Well, this was unexpected. Went to bed expecting to get up and hit the trail to Braman, Oklahoma but woke up to a line of strong thunderstorms in northern Oklahoma and south-central Kansas moving east. They had dumped a lot of rain directly on the secondary roads we would be on today. Not what we wanted to see. We had a couple of hundred miles to ride to get to Braman, and slogging through mud would make that seem like an insurmountable goal. Since we were going to Braman, just to head home the next day, we took another look at the weather and decided to head for home today. We’ll meet here next year for the ride to the Pacific, instead of meeting in Braman.
John saddled up and headed southeast, I headed northeast on I-44, trying to get ahead of the storm. The storm was tracking roughly parallel to I-44, and I knew that I would turn north after going through St. Louis. If I wasn’t far enough ahead, when I turned north I would get caught and get seriously wet for a while.

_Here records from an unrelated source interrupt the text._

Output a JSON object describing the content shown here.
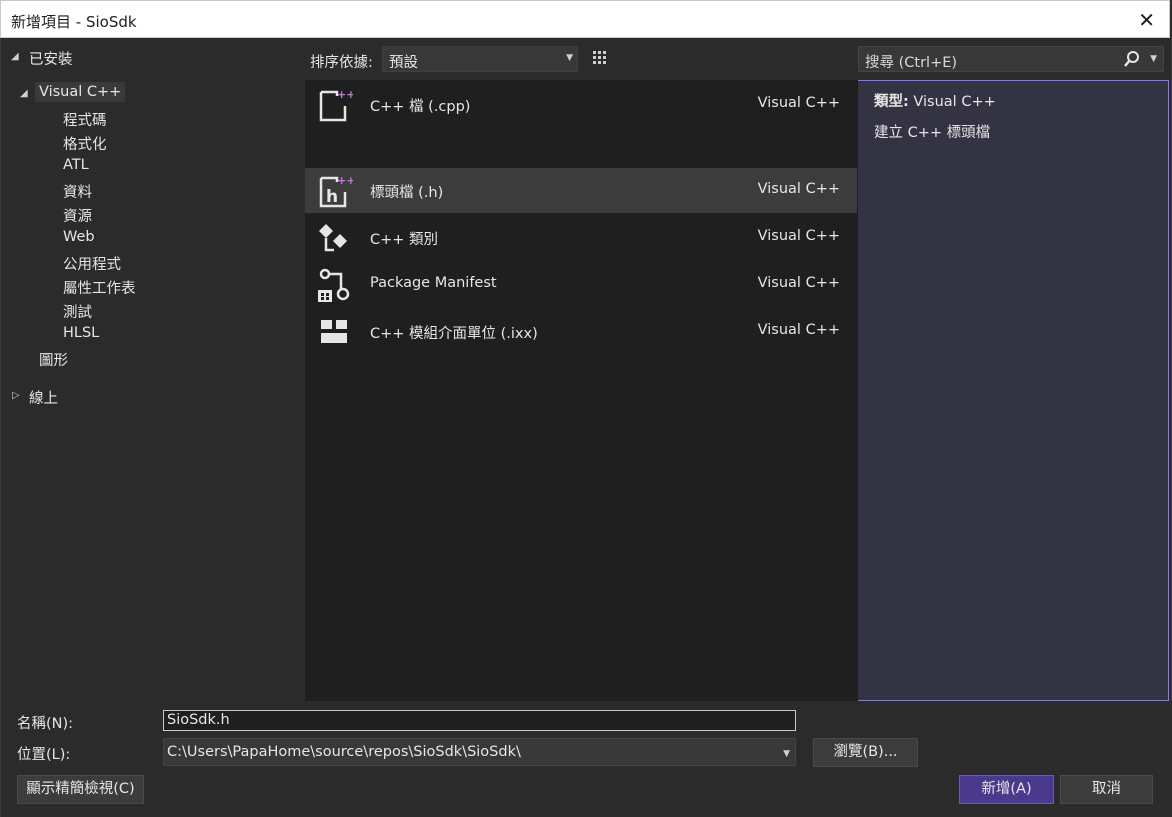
{
  "window": {
    "title": "新增項目 - SioSdk",
    "close_glyph": "✕"
  },
  "tree": {
    "installed": "已安裝",
    "visual_cpp": "Visual C++",
    "children": [
      "程式碼",
      "格式化",
      "ATL",
      "資料",
      "資源",
      "Web",
      "公用程式",
      "屬性工作表",
      "測試",
      "HLSL"
    ],
    "graphics": "圖形",
    "online": "線上"
  },
  "toolbar": {
    "sort_label": "排序依據:",
    "sort_value": "預設",
    "search_placeholder": "搜尋 (Ctrl+E)"
  },
  "templates": [
    {
      "name": "C++ 檔 (.cpp)",
      "lang": "Visual C++",
      "icon": "cpp-file-icon",
      "selected": false
    },
    {
      "name": "標頭檔 (.h)",
      "lang": "Visual C++",
      "icon": "header-file-icon",
      "selected": true
    },
    {
      "name": "C++ 類別",
      "lang": "Visual C++",
      "icon": "cpp-class-icon",
      "selected": false
    },
    {
      "name": "Package Manifest",
      "lang": "Visual C++",
      "icon": "package-manifest-icon",
      "selected": false
    },
    {
      "name": "C++ 模組介面單位 (.ixx)",
      "lang": "Visual C++",
      "icon": "module-interface-icon",
      "selected": false
    }
  ],
  "description": {
    "type_label": "類型:",
    "type_value": "Visual C++",
    "text": "建立 C++ 標頭檔"
  },
  "form": {
    "name_label": "名稱(N):",
    "name_value": "SioSdk.h",
    "location_label": "位置(L):",
    "location_value": "C:\\Users\\PapaHome\\source\\repos\\SioSdk\\SioSdk\\",
    "browse_button": "瀏覽(B)...",
    "compact_view_button": "顯示精簡檢視(C)",
    "add_button": "新增(A)",
    "cancel_button": "取消"
  },
  "colors": {
    "accent": "#4b3a8c",
    "sparkle": "#c678dd"
  }
}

I made fairly good time, and came through St. Louis around 3pm, leaving 5 hours or so for the rest of the trip. We had just visited Dave and Lynn in St. Louis, so I was confident in the 5 hour estimate. I stopped for gas in Springfield, and it looked like the rain was beginning to cover my route. Unfortunately, the look was right. I was soaked through until I got north of Champaign. It had changed to a drizzle and then stopped shortly after my last gas stop. I got home around 8pm, after a 12 hour day on the road.
Let’s just say the KTM seat isn’t made for long distance riding, and over 600 miles in a day on the KTM was definitely a long day’s ride. I got home after dark, again not my first choice, but home was a powerful draw. I hadn’t seen my wife Amy for a week and I missed her.
I’m glad to be home and I’m also glad John and I rode the eastern part of the trail. Next year, we’ll be better prepared and likely on different bikes for the western trail.